The Finance & Business Committee on April 28 advanced three citywide janitorial agreements that cover 88 municipal buildings and are structured into seven portfolios, General Services staff told the committee. The chair moved the package to the full City Council after a Q&A period; Councilman Darren Watson made the motion and Council President Sandoval seconded it.
General Services officials said the solicitation drew 15 proposals, 12 of which were deemed responsive, and that awards went to three firms: American Facility Services Group (AFSG), CCS Facility Services (CCS) with Alpha Green Cleaning LLC as a subcontractor, and Roth Property Maintenance (RPM). "There are 88 different buildings, and those are put into 7 different portfolios," said Kima Jolie, director of administration at General Services, describing the scope of the contracts.
Presenters emphasized compliance measures built into the RFP and contracts: prevailing wage and fringe-benefit requirements, minimum-wage and wage-theft ordinance language, and the city's worker-retention ordinance. Jolie described the worker-retention step as a 90-day transition period after which the incoming contractor must conduct written performance reviews for retained workers and offer continued employment if performance is satisfactory.
The presentation included three-year contract terms with two one-year renewal options and reported contract maximums as presented: AFSG’s three-year maximum was shown in the presentation as 3,750,000; CCS’s three-year maximum was reported in the slides in the form presented to council (described verbally during the briefing); and Roth’s three-year maximum was shown as 500,000. General Services said the awards were allocated by portfolio based on combined scoring of written proposals and interviews, and flagged training plans, timekeeping, prior performance and compliance with the worker-retention ordinance as evaluation criteria.
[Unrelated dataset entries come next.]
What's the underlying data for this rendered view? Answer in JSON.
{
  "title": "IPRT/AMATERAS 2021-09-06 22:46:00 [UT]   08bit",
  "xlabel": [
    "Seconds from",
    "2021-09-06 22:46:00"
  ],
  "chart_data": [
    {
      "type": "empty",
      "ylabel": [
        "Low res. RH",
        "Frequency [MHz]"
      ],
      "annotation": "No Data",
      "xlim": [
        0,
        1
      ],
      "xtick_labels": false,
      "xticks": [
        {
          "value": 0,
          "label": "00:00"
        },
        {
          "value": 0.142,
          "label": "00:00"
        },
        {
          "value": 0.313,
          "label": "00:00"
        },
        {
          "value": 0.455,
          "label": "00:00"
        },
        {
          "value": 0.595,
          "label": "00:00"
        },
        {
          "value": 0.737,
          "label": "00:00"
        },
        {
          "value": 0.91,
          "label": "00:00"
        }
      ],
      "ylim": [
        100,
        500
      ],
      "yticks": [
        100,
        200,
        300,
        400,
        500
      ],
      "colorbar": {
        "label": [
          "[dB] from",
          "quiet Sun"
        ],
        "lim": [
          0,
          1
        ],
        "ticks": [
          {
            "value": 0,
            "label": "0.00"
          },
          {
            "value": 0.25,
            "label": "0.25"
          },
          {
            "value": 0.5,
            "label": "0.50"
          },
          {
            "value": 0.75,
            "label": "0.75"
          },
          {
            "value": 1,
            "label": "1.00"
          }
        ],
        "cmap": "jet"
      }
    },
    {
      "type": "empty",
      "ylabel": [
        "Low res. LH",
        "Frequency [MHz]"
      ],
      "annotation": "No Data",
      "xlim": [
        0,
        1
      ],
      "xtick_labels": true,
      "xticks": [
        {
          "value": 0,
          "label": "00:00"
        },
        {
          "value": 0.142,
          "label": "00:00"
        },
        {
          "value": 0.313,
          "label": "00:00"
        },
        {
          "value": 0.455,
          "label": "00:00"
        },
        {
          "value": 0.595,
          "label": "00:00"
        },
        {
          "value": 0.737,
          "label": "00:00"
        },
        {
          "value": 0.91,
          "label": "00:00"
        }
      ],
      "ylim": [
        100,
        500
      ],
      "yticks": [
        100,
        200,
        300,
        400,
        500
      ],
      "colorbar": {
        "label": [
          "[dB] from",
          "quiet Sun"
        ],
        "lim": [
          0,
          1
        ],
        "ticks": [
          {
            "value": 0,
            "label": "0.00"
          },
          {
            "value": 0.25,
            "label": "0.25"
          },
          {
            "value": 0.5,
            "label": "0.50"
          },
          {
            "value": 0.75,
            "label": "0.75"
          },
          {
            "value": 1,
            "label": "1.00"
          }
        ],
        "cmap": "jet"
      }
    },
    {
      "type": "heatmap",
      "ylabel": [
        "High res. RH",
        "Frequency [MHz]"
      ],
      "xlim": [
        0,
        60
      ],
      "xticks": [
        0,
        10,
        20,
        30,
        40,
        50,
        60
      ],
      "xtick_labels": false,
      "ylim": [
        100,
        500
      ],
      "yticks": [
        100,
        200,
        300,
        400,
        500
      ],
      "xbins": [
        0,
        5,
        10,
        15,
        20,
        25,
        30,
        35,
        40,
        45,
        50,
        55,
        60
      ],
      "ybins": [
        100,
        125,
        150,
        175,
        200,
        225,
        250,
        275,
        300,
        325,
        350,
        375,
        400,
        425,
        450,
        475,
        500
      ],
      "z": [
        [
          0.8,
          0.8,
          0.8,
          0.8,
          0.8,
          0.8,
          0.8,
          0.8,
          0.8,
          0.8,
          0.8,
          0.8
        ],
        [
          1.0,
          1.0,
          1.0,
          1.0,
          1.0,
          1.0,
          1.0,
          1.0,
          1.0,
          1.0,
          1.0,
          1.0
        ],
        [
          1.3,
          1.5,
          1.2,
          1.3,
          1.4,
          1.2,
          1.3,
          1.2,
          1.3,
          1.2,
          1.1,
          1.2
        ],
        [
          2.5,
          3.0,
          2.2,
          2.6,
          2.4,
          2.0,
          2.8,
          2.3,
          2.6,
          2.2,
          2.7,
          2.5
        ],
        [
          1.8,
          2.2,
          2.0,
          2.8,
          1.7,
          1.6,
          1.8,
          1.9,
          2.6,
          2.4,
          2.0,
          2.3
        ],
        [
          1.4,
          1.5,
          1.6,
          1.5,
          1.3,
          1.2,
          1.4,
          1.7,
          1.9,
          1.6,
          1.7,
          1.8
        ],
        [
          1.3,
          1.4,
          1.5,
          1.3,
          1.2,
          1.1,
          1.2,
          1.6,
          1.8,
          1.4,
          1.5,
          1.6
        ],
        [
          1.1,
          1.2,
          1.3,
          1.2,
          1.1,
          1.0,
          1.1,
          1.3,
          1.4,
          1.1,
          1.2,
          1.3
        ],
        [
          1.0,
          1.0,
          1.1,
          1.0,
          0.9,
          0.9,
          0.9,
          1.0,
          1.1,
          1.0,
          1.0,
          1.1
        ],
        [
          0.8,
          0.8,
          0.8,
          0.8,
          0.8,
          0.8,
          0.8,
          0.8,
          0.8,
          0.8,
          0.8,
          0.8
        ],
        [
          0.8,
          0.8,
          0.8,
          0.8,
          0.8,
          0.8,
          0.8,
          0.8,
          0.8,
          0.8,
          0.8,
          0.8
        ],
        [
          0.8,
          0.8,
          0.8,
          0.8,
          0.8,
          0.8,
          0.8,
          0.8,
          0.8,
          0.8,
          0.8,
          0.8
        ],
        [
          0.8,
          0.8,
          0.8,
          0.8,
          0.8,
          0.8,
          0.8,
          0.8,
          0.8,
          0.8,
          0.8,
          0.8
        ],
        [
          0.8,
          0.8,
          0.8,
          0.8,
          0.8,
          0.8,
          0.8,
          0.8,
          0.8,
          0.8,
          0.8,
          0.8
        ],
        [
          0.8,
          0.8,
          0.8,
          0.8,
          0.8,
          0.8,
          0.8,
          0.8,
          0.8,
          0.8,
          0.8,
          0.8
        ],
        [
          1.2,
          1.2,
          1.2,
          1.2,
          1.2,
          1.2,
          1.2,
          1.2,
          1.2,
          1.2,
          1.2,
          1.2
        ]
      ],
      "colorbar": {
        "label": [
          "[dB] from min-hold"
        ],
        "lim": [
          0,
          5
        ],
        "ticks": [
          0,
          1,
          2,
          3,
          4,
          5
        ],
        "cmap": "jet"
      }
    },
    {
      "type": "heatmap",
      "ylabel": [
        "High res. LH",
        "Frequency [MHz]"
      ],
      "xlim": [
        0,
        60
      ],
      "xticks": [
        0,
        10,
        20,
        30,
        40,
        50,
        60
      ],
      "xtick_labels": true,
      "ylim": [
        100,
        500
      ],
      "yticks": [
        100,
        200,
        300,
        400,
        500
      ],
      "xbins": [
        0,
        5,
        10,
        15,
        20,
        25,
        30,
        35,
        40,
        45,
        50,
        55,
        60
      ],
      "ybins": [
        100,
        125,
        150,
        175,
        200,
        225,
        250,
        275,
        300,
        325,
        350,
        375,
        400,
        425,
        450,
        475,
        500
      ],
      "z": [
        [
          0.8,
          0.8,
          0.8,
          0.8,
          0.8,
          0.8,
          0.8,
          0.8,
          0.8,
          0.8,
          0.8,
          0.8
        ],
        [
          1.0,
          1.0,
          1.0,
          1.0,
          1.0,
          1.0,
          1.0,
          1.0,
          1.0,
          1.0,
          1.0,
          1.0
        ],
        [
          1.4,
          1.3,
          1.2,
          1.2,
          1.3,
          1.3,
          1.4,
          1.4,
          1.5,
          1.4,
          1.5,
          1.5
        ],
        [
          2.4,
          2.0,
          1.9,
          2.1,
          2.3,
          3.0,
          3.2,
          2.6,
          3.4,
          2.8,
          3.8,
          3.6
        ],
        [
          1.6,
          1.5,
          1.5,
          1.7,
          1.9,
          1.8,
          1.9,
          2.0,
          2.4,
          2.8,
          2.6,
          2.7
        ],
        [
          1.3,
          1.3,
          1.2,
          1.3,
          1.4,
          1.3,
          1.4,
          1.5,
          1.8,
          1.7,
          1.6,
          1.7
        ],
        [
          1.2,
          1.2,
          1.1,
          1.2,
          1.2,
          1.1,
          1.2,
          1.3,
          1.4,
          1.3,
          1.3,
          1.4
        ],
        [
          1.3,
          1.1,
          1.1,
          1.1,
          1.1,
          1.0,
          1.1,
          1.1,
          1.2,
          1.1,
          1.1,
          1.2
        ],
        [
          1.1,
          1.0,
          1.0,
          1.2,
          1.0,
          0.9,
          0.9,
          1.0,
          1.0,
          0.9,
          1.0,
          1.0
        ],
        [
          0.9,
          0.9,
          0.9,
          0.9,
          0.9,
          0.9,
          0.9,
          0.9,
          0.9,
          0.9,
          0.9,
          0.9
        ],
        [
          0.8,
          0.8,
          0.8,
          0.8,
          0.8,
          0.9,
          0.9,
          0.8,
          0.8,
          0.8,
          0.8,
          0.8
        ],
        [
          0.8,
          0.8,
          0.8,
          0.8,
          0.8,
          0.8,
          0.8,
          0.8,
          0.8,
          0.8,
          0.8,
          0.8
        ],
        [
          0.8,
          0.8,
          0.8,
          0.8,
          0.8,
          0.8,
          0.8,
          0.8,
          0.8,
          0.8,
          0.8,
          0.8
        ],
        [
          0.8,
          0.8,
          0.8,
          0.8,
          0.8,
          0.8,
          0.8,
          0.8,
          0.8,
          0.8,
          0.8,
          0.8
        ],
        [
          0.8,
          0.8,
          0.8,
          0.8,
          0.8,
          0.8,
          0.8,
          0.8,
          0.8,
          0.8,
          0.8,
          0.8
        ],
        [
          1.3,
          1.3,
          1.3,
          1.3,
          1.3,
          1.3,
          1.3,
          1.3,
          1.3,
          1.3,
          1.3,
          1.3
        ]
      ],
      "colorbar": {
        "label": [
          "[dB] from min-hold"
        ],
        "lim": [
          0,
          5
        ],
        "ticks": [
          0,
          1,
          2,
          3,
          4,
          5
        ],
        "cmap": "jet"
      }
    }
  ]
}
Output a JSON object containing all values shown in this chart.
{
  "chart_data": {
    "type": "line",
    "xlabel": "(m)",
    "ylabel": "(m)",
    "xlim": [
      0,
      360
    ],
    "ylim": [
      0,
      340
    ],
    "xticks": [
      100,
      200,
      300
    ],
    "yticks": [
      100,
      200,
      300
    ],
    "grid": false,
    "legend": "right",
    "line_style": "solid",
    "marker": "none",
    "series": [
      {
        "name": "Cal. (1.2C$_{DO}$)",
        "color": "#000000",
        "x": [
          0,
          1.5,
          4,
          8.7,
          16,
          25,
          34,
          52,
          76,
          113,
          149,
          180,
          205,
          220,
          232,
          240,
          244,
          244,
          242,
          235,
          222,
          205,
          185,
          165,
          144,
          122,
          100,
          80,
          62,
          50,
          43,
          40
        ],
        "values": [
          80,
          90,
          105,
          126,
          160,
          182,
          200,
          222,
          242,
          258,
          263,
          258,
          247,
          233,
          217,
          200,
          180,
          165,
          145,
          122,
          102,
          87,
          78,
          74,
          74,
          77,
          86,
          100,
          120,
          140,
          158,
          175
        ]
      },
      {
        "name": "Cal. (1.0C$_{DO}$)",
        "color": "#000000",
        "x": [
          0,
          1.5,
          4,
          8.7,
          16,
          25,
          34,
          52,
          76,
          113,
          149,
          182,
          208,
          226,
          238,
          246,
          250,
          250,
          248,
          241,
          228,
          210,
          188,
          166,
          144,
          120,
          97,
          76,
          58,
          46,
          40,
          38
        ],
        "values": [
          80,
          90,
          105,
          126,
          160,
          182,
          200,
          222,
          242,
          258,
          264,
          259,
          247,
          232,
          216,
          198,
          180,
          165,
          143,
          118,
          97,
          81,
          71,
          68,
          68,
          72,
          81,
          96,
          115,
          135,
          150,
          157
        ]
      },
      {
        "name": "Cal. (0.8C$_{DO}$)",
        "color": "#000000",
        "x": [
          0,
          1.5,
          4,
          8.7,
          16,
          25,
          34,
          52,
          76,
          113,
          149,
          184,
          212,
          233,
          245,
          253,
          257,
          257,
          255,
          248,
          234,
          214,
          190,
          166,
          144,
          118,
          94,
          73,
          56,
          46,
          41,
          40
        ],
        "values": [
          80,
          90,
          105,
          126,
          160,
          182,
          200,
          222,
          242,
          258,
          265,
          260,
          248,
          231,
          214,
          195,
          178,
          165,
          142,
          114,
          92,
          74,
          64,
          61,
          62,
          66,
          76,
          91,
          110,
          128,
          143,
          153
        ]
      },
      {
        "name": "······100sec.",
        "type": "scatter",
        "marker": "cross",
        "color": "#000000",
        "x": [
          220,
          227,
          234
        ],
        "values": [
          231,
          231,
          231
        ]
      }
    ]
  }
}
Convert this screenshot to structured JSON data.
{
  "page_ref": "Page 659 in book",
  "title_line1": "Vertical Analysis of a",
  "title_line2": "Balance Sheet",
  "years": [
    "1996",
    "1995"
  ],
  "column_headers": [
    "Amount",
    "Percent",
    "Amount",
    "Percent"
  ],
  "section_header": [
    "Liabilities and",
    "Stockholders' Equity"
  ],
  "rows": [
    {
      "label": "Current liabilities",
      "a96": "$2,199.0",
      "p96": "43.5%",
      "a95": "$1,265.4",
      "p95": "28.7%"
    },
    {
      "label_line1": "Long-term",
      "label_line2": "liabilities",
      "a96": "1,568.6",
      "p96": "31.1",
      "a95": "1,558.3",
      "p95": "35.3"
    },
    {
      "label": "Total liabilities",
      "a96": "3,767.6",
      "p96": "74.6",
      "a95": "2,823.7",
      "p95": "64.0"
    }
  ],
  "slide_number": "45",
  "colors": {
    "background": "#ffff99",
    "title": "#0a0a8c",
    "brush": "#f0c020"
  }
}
Committee members pressed staff on practical implementation: who conducts the 90-day employee reviews (the contractor, per the ordinance), how subcontractors and primes meet MWBE goals, and how the City will validate compliance. Adrina Gibson, executive director of General Services, explained that compliance project managers (CPMs) now embedded in General Services will oversee the contracts and validate payments via the City's B2G payment system; CPMs will also review proof that subcontractor payments have been made and that MWBE commitments are met.
Alejandra Aguilera, director for property services at SEIU Local 105, said the union has participated in transition meetings and town halls and that union outreach with the workforce has been active. "We are anticipating 100% membership," Aguilera said about SEIU engagement with affected janitorial staff. General Services said it posted worker notices in English and Spanish on April 17, held bilingual town halls with Spanish and Korean interpretation, and will facilitate weekly transition and onboarding meetings with contractors and unions.
Council members asked for and were promised follow-up materials that map specific facilities to the awarded portfolios, clarify whether the hours modeled reflect pre- or post-budget reductions, and outline who will review the 90-day evaluations to ensure fairness. The committee advanced the item to the full Council for final consideration.
What happens next: The committee forwarded the contracts to the full City Council; staff said they expect executed agreements within a few weeks if Council approval occurs. Council members and staff requested written follow-ups on detailed hours modeling, the contractor evaluation of retained employees and the exact contract financials as shown in the appendix.